Quelques banderoles placées stratégiquement par la municipalité sur les ronds-points de la ville témoignent encore de l’exploit réalisé en juin dernier par les Filles : « Romagnat Capitale du Rugby Féminin ». Depuis les présentations du bouclier se sont enchainés, l’été a été festif et agité, mais c’est toujours sous l’éclairage timide du stade du Michel-Brun et dans le vestiaire sommaire qui jouxte la pelouse que les 60 filles de l’effectif senior de l’ASM Romagnat se préparent à retrouver la compétition auréolées d’un titre qu’elles auront à cœur de défendre.

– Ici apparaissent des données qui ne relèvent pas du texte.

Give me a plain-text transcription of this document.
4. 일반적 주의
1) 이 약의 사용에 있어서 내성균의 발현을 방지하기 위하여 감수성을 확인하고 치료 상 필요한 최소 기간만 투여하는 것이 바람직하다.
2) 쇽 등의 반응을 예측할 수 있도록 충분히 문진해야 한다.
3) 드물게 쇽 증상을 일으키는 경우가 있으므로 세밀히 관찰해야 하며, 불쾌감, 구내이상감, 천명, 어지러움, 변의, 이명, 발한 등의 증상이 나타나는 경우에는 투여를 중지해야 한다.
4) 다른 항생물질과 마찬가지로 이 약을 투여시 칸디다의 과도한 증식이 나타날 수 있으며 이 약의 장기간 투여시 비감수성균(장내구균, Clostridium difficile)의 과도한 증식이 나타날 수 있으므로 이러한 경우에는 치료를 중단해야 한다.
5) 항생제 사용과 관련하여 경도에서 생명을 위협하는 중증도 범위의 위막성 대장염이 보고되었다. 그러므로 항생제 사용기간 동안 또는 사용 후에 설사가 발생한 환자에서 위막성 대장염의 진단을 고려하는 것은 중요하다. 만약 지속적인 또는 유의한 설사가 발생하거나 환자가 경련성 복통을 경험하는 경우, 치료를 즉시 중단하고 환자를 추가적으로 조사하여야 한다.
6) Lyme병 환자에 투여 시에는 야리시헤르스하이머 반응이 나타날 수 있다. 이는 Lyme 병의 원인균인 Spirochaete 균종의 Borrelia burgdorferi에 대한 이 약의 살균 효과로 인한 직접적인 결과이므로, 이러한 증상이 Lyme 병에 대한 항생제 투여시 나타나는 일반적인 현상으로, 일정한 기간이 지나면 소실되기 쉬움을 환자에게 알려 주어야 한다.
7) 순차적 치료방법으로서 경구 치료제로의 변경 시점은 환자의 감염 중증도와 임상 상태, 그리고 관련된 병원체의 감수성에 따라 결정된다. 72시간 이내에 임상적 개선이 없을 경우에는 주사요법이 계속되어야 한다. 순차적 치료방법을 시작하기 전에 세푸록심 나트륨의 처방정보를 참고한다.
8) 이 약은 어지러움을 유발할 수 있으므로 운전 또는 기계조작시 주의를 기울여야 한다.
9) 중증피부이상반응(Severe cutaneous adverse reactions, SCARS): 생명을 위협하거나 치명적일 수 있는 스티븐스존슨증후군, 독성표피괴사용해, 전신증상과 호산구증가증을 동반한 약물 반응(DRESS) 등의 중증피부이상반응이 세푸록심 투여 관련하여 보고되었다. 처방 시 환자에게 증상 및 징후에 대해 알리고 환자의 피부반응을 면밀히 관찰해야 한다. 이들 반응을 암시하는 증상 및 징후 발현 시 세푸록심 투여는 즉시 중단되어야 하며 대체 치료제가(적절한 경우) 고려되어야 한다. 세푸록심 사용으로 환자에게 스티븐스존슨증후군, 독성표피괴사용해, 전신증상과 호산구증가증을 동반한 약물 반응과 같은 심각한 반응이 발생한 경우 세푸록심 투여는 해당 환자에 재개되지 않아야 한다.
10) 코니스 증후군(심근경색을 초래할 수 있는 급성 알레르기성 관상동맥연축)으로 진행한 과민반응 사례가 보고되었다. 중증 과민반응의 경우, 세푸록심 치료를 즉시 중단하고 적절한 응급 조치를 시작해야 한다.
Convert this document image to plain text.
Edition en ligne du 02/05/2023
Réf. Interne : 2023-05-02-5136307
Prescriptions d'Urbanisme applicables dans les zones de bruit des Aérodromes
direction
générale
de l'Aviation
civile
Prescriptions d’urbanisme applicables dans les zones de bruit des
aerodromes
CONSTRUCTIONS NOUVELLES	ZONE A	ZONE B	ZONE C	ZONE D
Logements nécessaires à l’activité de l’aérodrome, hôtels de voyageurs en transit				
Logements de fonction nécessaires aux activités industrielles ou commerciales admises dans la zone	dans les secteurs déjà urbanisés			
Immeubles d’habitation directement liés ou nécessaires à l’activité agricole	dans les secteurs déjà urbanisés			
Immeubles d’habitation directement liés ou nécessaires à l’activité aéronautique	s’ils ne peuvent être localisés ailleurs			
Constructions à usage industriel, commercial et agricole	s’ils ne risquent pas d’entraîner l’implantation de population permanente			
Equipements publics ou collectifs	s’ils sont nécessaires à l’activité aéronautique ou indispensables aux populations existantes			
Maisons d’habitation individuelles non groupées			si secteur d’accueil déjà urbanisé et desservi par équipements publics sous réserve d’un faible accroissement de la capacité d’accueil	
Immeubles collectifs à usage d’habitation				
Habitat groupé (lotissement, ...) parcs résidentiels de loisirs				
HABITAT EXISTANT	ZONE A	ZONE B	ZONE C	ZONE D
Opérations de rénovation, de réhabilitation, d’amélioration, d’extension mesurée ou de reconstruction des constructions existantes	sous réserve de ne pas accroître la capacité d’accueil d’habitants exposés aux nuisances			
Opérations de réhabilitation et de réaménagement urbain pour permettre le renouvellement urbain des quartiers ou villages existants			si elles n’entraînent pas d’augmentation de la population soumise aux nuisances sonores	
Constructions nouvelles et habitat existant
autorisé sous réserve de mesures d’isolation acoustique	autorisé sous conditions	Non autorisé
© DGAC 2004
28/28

Le titre ne semble pas avoir changé quoi que ce soit à l’état d’esprit familial qui anime les filles de l’ASM Romagnat. Il est 18h mercredi pendant que les jeunes du club terminent leur entraînement, les filles du groupe de Fabrice Ribeyrolles arrivent au compte-gouttes en sortant du boulot ou de la Fac, un grand sourire aux lèvres. Un « check » avec leur coach, une blague échangée entre copines et c’est direction la pelouse du terrain d’honneur pour commencer les routines individuelles avant que la séance collective ne débute aux alentours de 19 heures. Les dernières arrivent en courant tout juste sorties du boulot pendant que Fabrice et Vincent Fargeas sont déjà sur la pelouse entourés du groupe et surveillés par une poignée de moutons qui participent à l’entretien eco-responsable du complexe donnant des airs néo-zélandais au terrain de Rugby. Le titre n’a rien apporté de superflux, la simplicité et la convivialité restent les deux valeurs fédératrices de ce groupe pourtant soumis à une soudaine médiatisation. « Il faut maintenant repartir à zéro », insiste le coach, « l’intersaison a été très courte. Entre la méforme et les blessures qui se sont multipliées, c’est plus compliqué que prévu, constate-t-il. « Il va falloir être capables de basculer vite, mais je suis optimiste, les Filles sont déterminées à retourner sur le terrain et à vendre chèrement leur peau. »

« Être à la hauteur de ce que les gens que nous avons séduits attendent de nous. »

Avec le bouclier qui trône désormais au siège du club, l’étiquette de « Championnes » est logiquement venue se coller au dos des Filles de l’ASM Romagnat qui devront en assumer le poids tout au long de la saison. « Nous allons être attendues partout, confirme Fabrice. L’an dernier nous étions le chasseur, désormais nous sommes la proie.» Une métaphore dont le coach s’est servie l’an dernier et qu’il devra désormais retourner pour activer d’autres leviers. « La fin de saison et le titre ont généré beaucoup d’enthousiasme, beaucoup d’entrain. Il nous arrive désormais parfois d’être arrêtés dans la rue par des gens qui sont devenus des supporters. Nous nous devons d’être à la hauteur de ce que les gens que nous avons séduits attendent de nous. » Une responsabilité nouvelle et un rôle de porte-drapeau du sport féminin que le groupe accepte volontiers. « Les filles ont fait découvrir aux gens ce sport féminin et les valeurs chères de notre sport : la simplicité, le travail, le don de soi, la solidarité et la convivialité » Tout cela réunit autour d’une passion et rien d’autre car le titre n’a pas transformé ce groupe de filles, toujours aussi disponibles, généreuses et prêtes à faire les sacrifices nécessaires pour se donner les moyen d’évoluer au plus haut niveau.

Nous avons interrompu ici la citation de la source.